Meraih Kebahagiaan lewat Tafsir Kebahagiaan: Tentang Gagasan “Islam Rahmat
bagi Alam” yang Terus Berkembang dan Sangat “Membumi”
“Pada suatu hari seorang Arab dari dusun mengotori Masjid Nabawi,” demikian sebuah kisah dapat kita temukan di sampul belakang sebuah buku. “Puluhan sahabat Nabi serentak berdiri, sebagian menghunus pedang siap menetak kepala orang Arab dari dusun tersebut. ‘A fadhribu ‘unuqahu ya Rasulullah?,’ teriak seorang di antara mereka. ‘Apa harus aku pukul tengkuknya ya Rasulullah?’ Rasulullah Saw. menggeleng. Ia memerintahkan agar orang Arab dusun itu dibiarkan. Setelah itu, ia meminta kepada sahabatnya untuk mengambilkan ember berisi air. Lalu Rasulullah pun mencuci bekas kotoran itu dengan tangannya sendiri.”
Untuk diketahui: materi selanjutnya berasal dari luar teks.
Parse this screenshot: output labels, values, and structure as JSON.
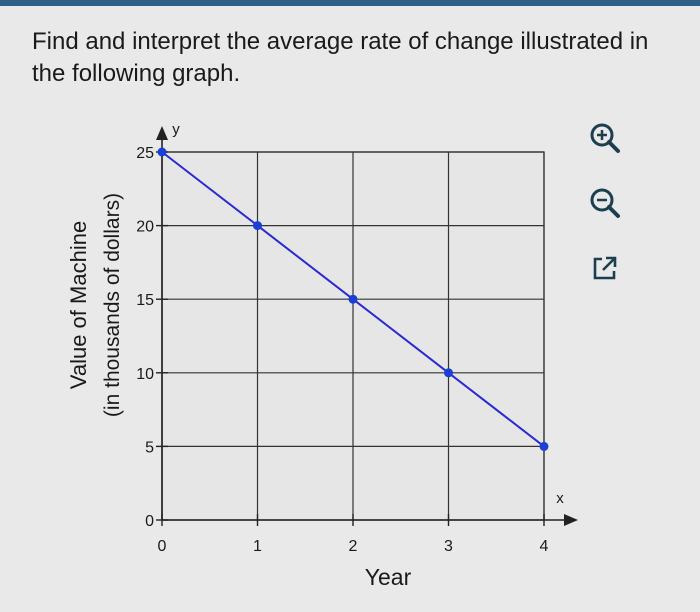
{
  "question": {
    "line1": "Find and interpret the average rate of change illustrated in",
    "line2": "the following graph."
  },
  "colors": {
    "line": "#2a2ad0",
    "point": "#1a3fd6",
    "grid": "#333333",
    "background": "#e9e9e9"
  },
  "tools": {
    "zoom_in": "zoom-in-icon",
    "zoom_out": "zoom-out-icon",
    "expand": "expand-icon"
  },
  "chart_data": {
    "type": "line",
    "xlabel": "Year",
    "ylabel_line1": "Value of Machine",
    "ylabel_line2": "(in thousands of dollars)",
    "x_axis_letter": "x",
    "y_axis_letter": "y",
    "xlim": [
      0,
      4
    ],
    "ylim": [
      0,
      25
    ],
    "x_ticks": [
      "0",
      "1",
      "2",
      "3",
      "4"
    ],
    "y_ticks": [
      "0",
      "5",
      "10",
      "15",
      "20",
      "25"
    ],
    "grid": true,
    "series": [
      {
        "x": [
          0,
          1,
          2,
          3,
          4
        ],
        "y": [
          25,
          20,
          15,
          10,
          5
        ]
      }
    ]
  }
}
Setelah kisah tersebut, tepat di bawahnya, kita kemudian dapat membaca sebuah kesimpulan ringkas nan penting: “Inilah perwujudan rahmat Allah bagi alam semesta. Ia tebarkan kasih, ia sunggingkan sebaris senyum, ia berdakwah dengan cara yang indah, dengan perilaku yang terpuji. Sungguh betapa umat manusia merindukan orang seperti beliau.” Kisah menarik ini dapat kitab baca di sampul belakang buku Jalan Rahmat karya Kang Jalal. Jalan Rahmat sendiri merupakan buku yang dibangun dari berbagai tulisan Kang Jalal yang tersebar di mana-mana.
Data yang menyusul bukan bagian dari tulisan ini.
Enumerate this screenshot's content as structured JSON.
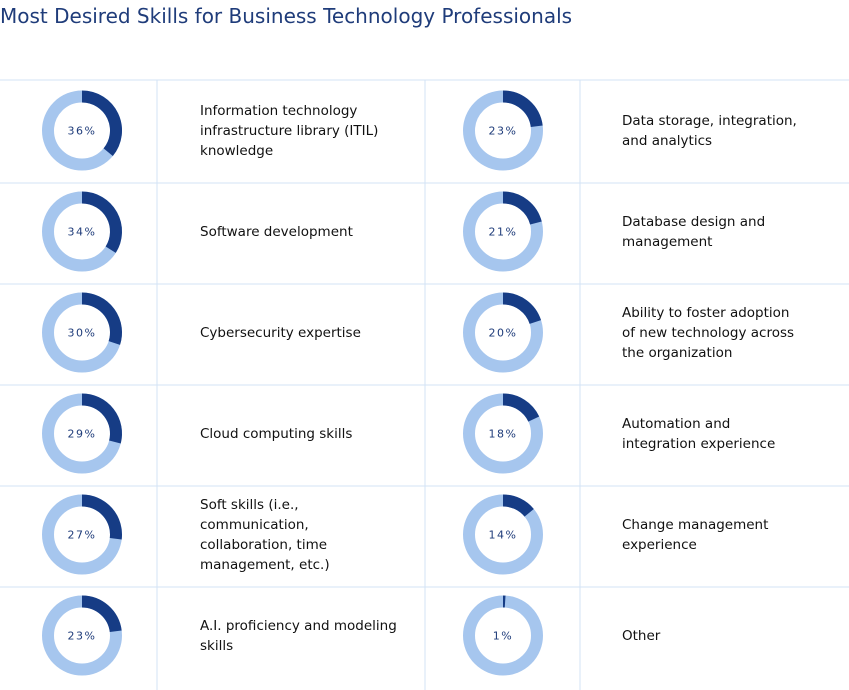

Saya mengagumi Jalan Rahmat, pertama, karena judulnya. Buku ini sungguh berkarakter. Tidak mudah untuk membuat judul buku yang mampu menunjukkan karakter sebuah pemikiran. Apalagi jika buku pemikiran itu dibangun dari sekumpulan tulisan yang ditulis untuk tidak dijadikan sebuah buku. Kedua, “kekayaan” yang dikandung buku Jalan Rahmat. Apabila dibandingkan dengan karya-karya awal Kang Jalal, Islam Alternatif dan Islam Aktual—dua buku yang juga sangat berkarakter--Jalan Rahmat jelas menunjukkan kematangan dan keluasan pergulatan pemikiran Kang Jalal. Jalan Rahmat menunjukkan “kekayaan” luar biasa sebagaimana kekayaan itu dilukiskan oleh Walt Disney secara impresif: “There is more treasure in books than in all the pirate's loot on Treasure Island.”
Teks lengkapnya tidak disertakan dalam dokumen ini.